We are here to affirm the common ties between Zimbabweans and Americans ... William Harvey

20/08/2015 00:00:00
by Wendy Muperi

AN American non-profit group, Cultures in Harmony (CiH), is in the country to foster partnerships that will to benefit Zimbabweans as well as produce the first-ever symphony orchestra performance of Oliver Mtukudzi.

The visit is an anniversary project dubbed Passacaglia which is aimed at taking skills to six countries which the group has already worked in during its 10-year existence.

CiH founder and executive director William Harvey said compositions for Mtukudzi’s songs which will be performed at the Music Camp Orchestra scheduled for next week in Harare have since started.

“We are here to affirm the common ties between Zimbabweans and Americans through the universal language of music,” said Harvey in an interview with NewZimbabwe.com on Wednesday.

“For our anniversary, we are travelling to six countries which we have worked in to create compositions with youths and local musicians on the basis of four discerning notes which symbolises what people from all cultures share and the different variations symbolises the different cultures we celebrate.”

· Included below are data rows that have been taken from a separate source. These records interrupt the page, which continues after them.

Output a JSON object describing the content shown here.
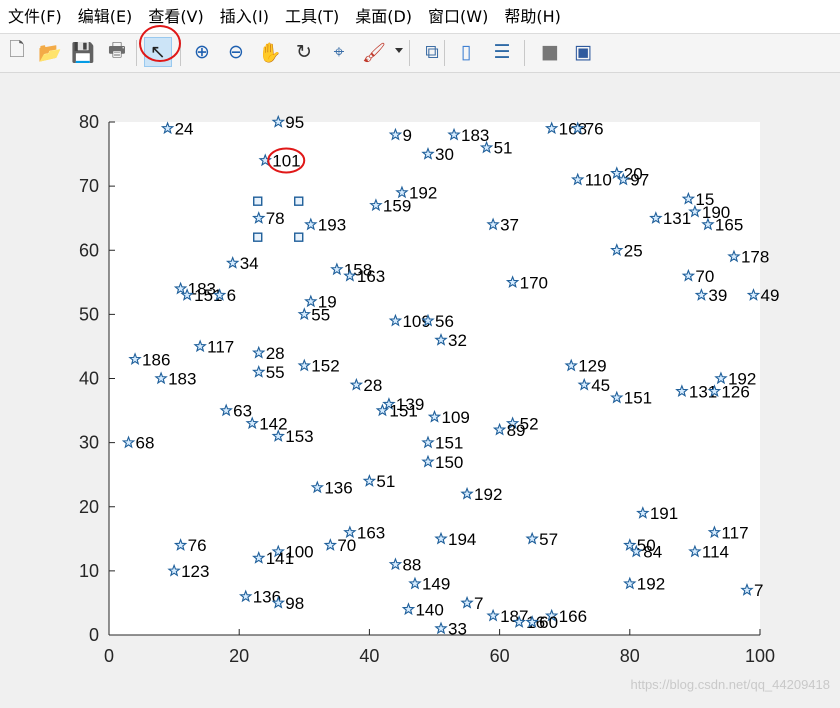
{
  "menu": [
    "文件(F)",
    "编辑(E)",
    "查看(V)",
    "插入(I)",
    "工具(T)",
    "桌面(D)",
    "窗口(W)",
    "帮助(H)"
  ],
  "toolbar": {
    "buttons": [
      {
        "name": "new-figure-icon",
        "glyph": "🗋"
      },
      {
        "name": "open-file-icon",
        "glyph": "📂"
      },
      {
        "name": "save-figure-icon",
        "glyph": "💾"
      },
      {
        "name": "print-figure-icon",
        "glyph": "🖶"
      },
      {
        "name": "edit-plot-pointer-icon",
        "glyph": "↖",
        "active": true
      },
      {
        "name": "zoom-in-icon",
        "glyph": "⊕"
      },
      {
        "name": "zoom-out-icon",
        "glyph": "⊖"
      },
      {
        "name": "pan-hand-icon",
        "glyph": "✋"
      },
      {
        "name": "rotate-3d-icon",
        "glyph": "↻"
      },
      {
        "name": "data-cursor-icon",
        "glyph": "⌖"
      },
      {
        "name": "brush-icon",
        "glyph": "🖌"
      },
      {
        "name": "link-plot-icon",
        "glyph": "⧉"
      },
      {
        "name": "insert-colorbar-icon",
        "glyph": "▯"
      },
      {
        "name": "insert-legend-icon",
        "glyph": "☰"
      },
      {
        "name": "hide-plot-tools-icon",
        "glyph": "■"
      },
      {
        "name": "show-plot-tools-icon",
        "glyph": "▣"
      }
    ]
  },
  "colors": {
    "marker": "#1f5f9a",
    "marker_fill": "#d6ecff",
    "annotation": "#e01818",
    "selection": "#1f5f9a"
  },
  "watermark": "https://blog.csdn.net/qq_44209418",
  "selected_point": "78",
  "chart_data": {
    "type": "scatter",
    "marker": "pentagram",
    "xlim": [
      0,
      100
    ],
    "ylim": [
      0,
      80
    ],
    "xticks": [
      0,
      20,
      40,
      60,
      80,
      100
    ],
    "yticks": [
      0,
      10,
      20,
      30,
      40,
      50,
      60,
      70,
      80
    ],
    "xlabel": "",
    "ylabel": "",
    "title": "",
    "points": [
      {
        "x": 9,
        "y": 79,
        "label": "24"
      },
      {
        "x": 26,
        "y": 80,
        "label": "95"
      },
      {
        "x": 44,
        "y": 78,
        "label": "9"
      },
      {
        "x": 53,
        "y": 78,
        "label": "183"
      },
      {
        "x": 49,
        "y": 75,
        "label": "30"
      },
      {
        "x": 58,
        "y": 76,
        "label": "51"
      },
      {
        "x": 68,
        "y": 79,
        "label": "168"
      },
      {
        "x": 72,
        "y": 79,
        "label": "76"
      },
      {
        "x": 24,
        "y": 74,
        "label": "101"
      },
      {
        "x": 72,
        "y": 71,
        "label": "110"
      },
      {
        "x": 78,
        "y": 72,
        "label": "20"
      },
      {
        "x": 79,
        "y": 71,
        "label": "97"
      },
      {
        "x": 45,
        "y": 69,
        "label": "192"
      },
      {
        "x": 41,
        "y": 67,
        "label": "159"
      },
      {
        "x": 89,
        "y": 68,
        "label": "15"
      },
      {
        "x": 90,
        "y": 66,
        "label": "190"
      },
      {
        "x": 84,
        "y": 65,
        "label": "131"
      },
      {
        "x": 92,
        "y": 64,
        "label": "165"
      },
      {
        "x": 23,
        "y": 65,
        "label": "78"
      },
      {
        "x": 31,
        "y": 64,
        "label": "193"
      },
      {
        "x": 59,
        "y": 64,
        "label": "37"
      },
      {
        "x": 78,
        "y": 60,
        "label": "25"
      },
      {
        "x": 19,
        "y": 58,
        "label": "34"
      },
      {
        "x": 96,
        "y": 59,
        "label": "178"
      },
      {
        "x": 35,
        "y": 57,
        "label": "158"
      },
      {
        "x": 37,
        "y": 56,
        "label": "163"
      },
      {
        "x": 89,
        "y": 56,
        "label": "70"
      },
      {
        "x": 62,
        "y": 55,
        "label": "170"
      },
      {
        "x": 11,
        "y": 54,
        "label": "183"
      },
      {
        "x": 12,
        "y": 53,
        "label": "151"
      },
      {
        "x": 17,
        "y": 53,
        "label": "6"
      },
      {
        "x": 91,
        "y": 53,
        "label": "39"
      },
      {
        "x": 99,
        "y": 53,
        "label": "49"
      },
      {
        "x": 31,
        "y": 52,
        "label": "19"
      },
      {
        "x": 30,
        "y": 50,
        "label": "55"
      },
      {
        "x": 44,
        "y": 49,
        "label": "109"
      },
      {
        "x": 49,
        "y": 49,
        "label": "56"
      },
      {
        "x": 51,
        "y": 46,
        "label": "32"
      },
      {
        "x": 14,
        "y": 45,
        "label": "117"
      },
      {
        "x": 23,
        "y": 44,
        "label": "28"
      },
      {
        "x": 4,
        "y": 43,
        "label": "186"
      },
      {
        "x": 30,
        "y": 42,
        "label": "152"
      },
      {
        "x": 23,
        "y": 41,
        "label": "55"
      },
      {
        "x": 71,
        "y": 42,
        "label": "129"
      },
      {
        "x": 8,
        "y": 40,
        "label": "183"
      },
      {
        "x": 94,
        "y": 40,
        "label": "192"
      },
      {
        "x": 38,
        "y": 39,
        "label": "28"
      },
      {
        "x": 73,
        "y": 39,
        "label": "45"
      },
      {
        "x": 88,
        "y": 38,
        "label": "131"
      },
      {
        "x": 93,
        "y": 38,
        "label": "126"
      },
      {
        "x": 78,
        "y": 37,
        "label": "151"
      },
      {
        "x": 43,
        "y": 36,
        "label": "139"
      },
      {
        "x": 42,
        "y": 35,
        "label": "151"
      },
      {
        "x": 18,
        "y": 35,
        "label": "63"
      },
      {
        "x": 50,
        "y": 34,
        "label": "109"
      },
      {
        "x": 22,
        "y": 33,
        "label": "142"
      },
      {
        "x": 62,
        "y": 33,
        "label": "52"
      },
      {
        "x": 60,
        "y": 32,
        "label": "89"
      },
      {
        "x": 26,
        "y": 31,
        "label": "153"
      },
      {
        "x": 3,
        "y": 30,
        "label": "68"
      },
      {
        "x": 49,
        "y": 30,
        "label": "151"
      },
      {
        "x": 49,
        "y": 27,
        "label": "150"
      },
      {
        "x": 40,
        "y": 24,
        "label": "51"
      },
      {
        "x": 32,
        "y": 23,
        "label": "136"
      },
      {
        "x": 55,
        "y": 22,
        "label": "192"
      },
      {
        "x": 82,
        "y": 19,
        "label": "191"
      },
      {
        "x": 93,
        "y": 16,
        "label": "117"
      },
      {
        "x": 37,
        "y": 16,
        "label": "163"
      },
      {
        "x": 51,
        "y": 15,
        "label": "194"
      },
      {
        "x": 65,
        "y": 15,
        "label": "57"
      },
      {
        "x": 11,
        "y": 14,
        "label": "76"
      },
      {
        "x": 34,
        "y": 14,
        "label": "70"
      },
      {
        "x": 80,
        "y": 14,
        "label": "50"
      },
      {
        "x": 26,
        "y": 13,
        "label": "100"
      },
      {
        "x": 81,
        "y": 13,
        "label": "84"
      },
      {
        "x": 90,
        "y": 13,
        "label": "114"
      },
      {
        "x": 23,
        "y": 12,
        "label": "141"
      },
      {
        "x": 44,
        "y": 11,
        "label": "88"
      },
      {
        "x": 10,
        "y": 10,
        "label": "123"
      },
      {
        "x": 47,
        "y": 8,
        "label": "149"
      },
      {
        "x": 80,
        "y": 8,
        "label": "192"
      },
      {
        "x": 98,
        "y": 7,
        "label": "7"
      },
      {
        "x": 21,
        "y": 6,
        "label": "136"
      },
      {
        "x": 26,
        "y": 5,
        "label": "98"
      },
      {
        "x": 55,
        "y": 5,
        "label": "7"
      },
      {
        "x": 46,
        "y": 4,
        "label": "140"
      },
      {
        "x": 59,
        "y": 3,
        "label": "187"
      },
      {
        "x": 68,
        "y": 3,
        "label": "166"
      },
      {
        "x": 63,
        "y": 2,
        "label": "16"
      },
      {
        "x": 65,
        "y": 2,
        "label": "60"
      },
      {
        "x": 51,
        "y": 1,
        "label": "33"
      }
    ]
  }
}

He added: “Next week we go to Music Camp Orchestra where we will be teaching and performing on August 28th at St Georges Chapel ...

“ …  and for the first time in history, a symphony orchestra will play Zimbabwean music, specifically the music of Oliver Mtukudzi, who will join us himself to sing three of his most popular songs with an 80 piece orchestra.

According to Harvey, on August 29 and 30, the group will play with renowned pianist Sekai Zengeza at Arundel Chapel.

They will also play at a benefit concert where all proceeds will go towards funding Eyes for Africa which founded by Zimbabwe’s renowned eye specialist Solomon Guramatunhu.

Bahamas, Pakistani, Turkey, Tunisia and Egypt are the other countries which have benefitted from CiH’s anniversary project.